Cross-posted from the American Constitution Society’s blog.

“Come back when you’re not pregnant.” That’s what Peggy Young testifies her supervisor told her after her medical provider advised that she avoid lifting more than 20 pounds for the remainder of her pregnancy. Young, a UPS driver from Landover, Maryland, was forced out onto unpaid leave without company health benefits. On December 3, the Supreme Court will hear arguments in her pregnancy discrimination case, Young v. UPS. The case marks the first time the Court will hear a case critical to both women’s health and economic security since the Burwell v. Hobby Lobby decision in June, when five Justices held that Hobby Lobby and other companies could ignore the legal requirement that they include coverage of birth control in their health insurance plans if they had religious objections to contraception. The Young case will be an important test of whether a majority of the Supreme Court continues to have a “blind spot” where women’s issues are concerned. The stakes are high for women and their families.

Peggy Young was a UPS driver, delivering mostly light air mail packages. When she became pregnant and was given a lifting restriction, she told UPS she was willing to continue to do her regular job, as it was rare that she had to lift anything heavy, or take a light duty assignment—the sort of reassignment that UPS routinely provided to employees who had disabilities as defined in the Americans with Disabilities Act and those with on-the-job injuries and those who had lost their commercial drivers’ licenses, whether because of health problems or issues such as DUI convictions. But UPS said that because of her lifting restriction, it would not permit her to continue to do her regular job. And it also refused to reassign her, despite the accommodations it provided to other workers with medical restrictions and despite the command of the federal Pregnancy Discrimination Act that employers treat pregnant workers as well as they treat those who are “similar in ability or inability to work.” Her family’s financial security was threatened at the moment they needed it the most.

Unfortunately, Young’s story is not unique. Many women, especially those like Young working in jobs traditionally held by men and those working in low-wage, physically demanding positions like retail jobs or nursing assistants, have similar stories. They lose their jobs when they need to sit on a stool instead of standing at a cash register all day, stay off high ladders in their third trimesters, or be allowed to take short breaks to drink water to ward off premature contractions even as their employers make accommodations for workers with non-pregnancy-related medical needs. These women are faced with a choice no one should have to make between their jobs and the health of their pregnancies. UPS itself has since recognized that it makes no sense to place pregnant workers in this position, and recently announced that beginning in 2015 it will provide accommodations to pregnant workers who need them—but it nevertheless continues to fight Young’s claims before the Supreme Court.
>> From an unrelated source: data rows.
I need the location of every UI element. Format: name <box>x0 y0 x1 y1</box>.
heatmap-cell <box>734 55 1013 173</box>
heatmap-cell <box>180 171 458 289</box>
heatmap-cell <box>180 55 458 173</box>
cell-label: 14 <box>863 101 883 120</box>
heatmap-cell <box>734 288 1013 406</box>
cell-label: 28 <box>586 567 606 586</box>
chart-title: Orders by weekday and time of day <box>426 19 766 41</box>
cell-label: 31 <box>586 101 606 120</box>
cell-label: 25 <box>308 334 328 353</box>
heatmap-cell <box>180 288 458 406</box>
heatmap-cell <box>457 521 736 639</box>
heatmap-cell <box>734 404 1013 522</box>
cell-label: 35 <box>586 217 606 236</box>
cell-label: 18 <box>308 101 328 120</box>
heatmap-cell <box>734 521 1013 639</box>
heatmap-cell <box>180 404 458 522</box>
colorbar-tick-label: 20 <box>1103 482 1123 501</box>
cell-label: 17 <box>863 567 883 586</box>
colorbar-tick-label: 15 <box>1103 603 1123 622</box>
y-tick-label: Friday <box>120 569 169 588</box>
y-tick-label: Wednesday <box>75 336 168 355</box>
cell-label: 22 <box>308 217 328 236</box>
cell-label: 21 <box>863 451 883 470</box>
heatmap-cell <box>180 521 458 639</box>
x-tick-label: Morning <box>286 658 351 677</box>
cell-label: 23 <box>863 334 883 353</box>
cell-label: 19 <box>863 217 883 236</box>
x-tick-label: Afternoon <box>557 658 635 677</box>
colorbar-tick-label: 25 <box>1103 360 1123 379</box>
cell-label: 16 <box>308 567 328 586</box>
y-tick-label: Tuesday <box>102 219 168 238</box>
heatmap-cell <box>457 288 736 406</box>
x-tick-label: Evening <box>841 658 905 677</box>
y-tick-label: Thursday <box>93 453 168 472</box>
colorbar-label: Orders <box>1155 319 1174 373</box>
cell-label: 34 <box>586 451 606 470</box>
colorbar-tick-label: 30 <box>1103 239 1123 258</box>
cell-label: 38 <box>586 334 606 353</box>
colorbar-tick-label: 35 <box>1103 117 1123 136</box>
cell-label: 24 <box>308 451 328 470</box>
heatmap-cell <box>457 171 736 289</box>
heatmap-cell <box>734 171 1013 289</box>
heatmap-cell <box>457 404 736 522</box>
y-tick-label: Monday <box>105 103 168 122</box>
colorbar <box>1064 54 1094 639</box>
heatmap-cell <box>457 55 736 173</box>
In Young v. UPS, the Supreme Court will decide whether the language of the Pregnancy Discrimination Act means what it says when it requires employers to look solely at a pregnant worker’s “ability or inability to work” and treat her the same as it treats nonpregnant workers with similar ability. The court’s ruling will decide whether despite this clear statutory command, employers will be empowered to continue to treat pregnant workers as second-class citizens.

Unfortunately, when it last addressed issues central to women’s health and economic security, a majority of the Court gave scant attention to the impact of its decision on women. In Hobby Lobby, the Court empowered employers to carve out birth control from the insurance coverage otherwise provided to employees for basic preventive health care—despite the fact that for women, controlling when and whether they become pregnant is a basic requirement for health and financial success.

The specific legal questions raised in Hobby Lobby and Young are quite different, but the fundamental question of whether women’s reproductive health needs should be afforded equal treatment with other health needs is the common thread that runs through both. Over the years, this Court has shown a discomforting willingness to permit legal obstacles to be placed in the path of women seeking abortion. Last term, it permitted employers to place obstacles in front of women seeking birth control. This term, it will decide whether employers may also place obstacles in the path of women seeking to maintain healthy pregnancies. Let Young v. UPS mark the end of the Court’s blind spot on the centrality of women’s reproductive health to women’s equal opportunity to achieve and succeed.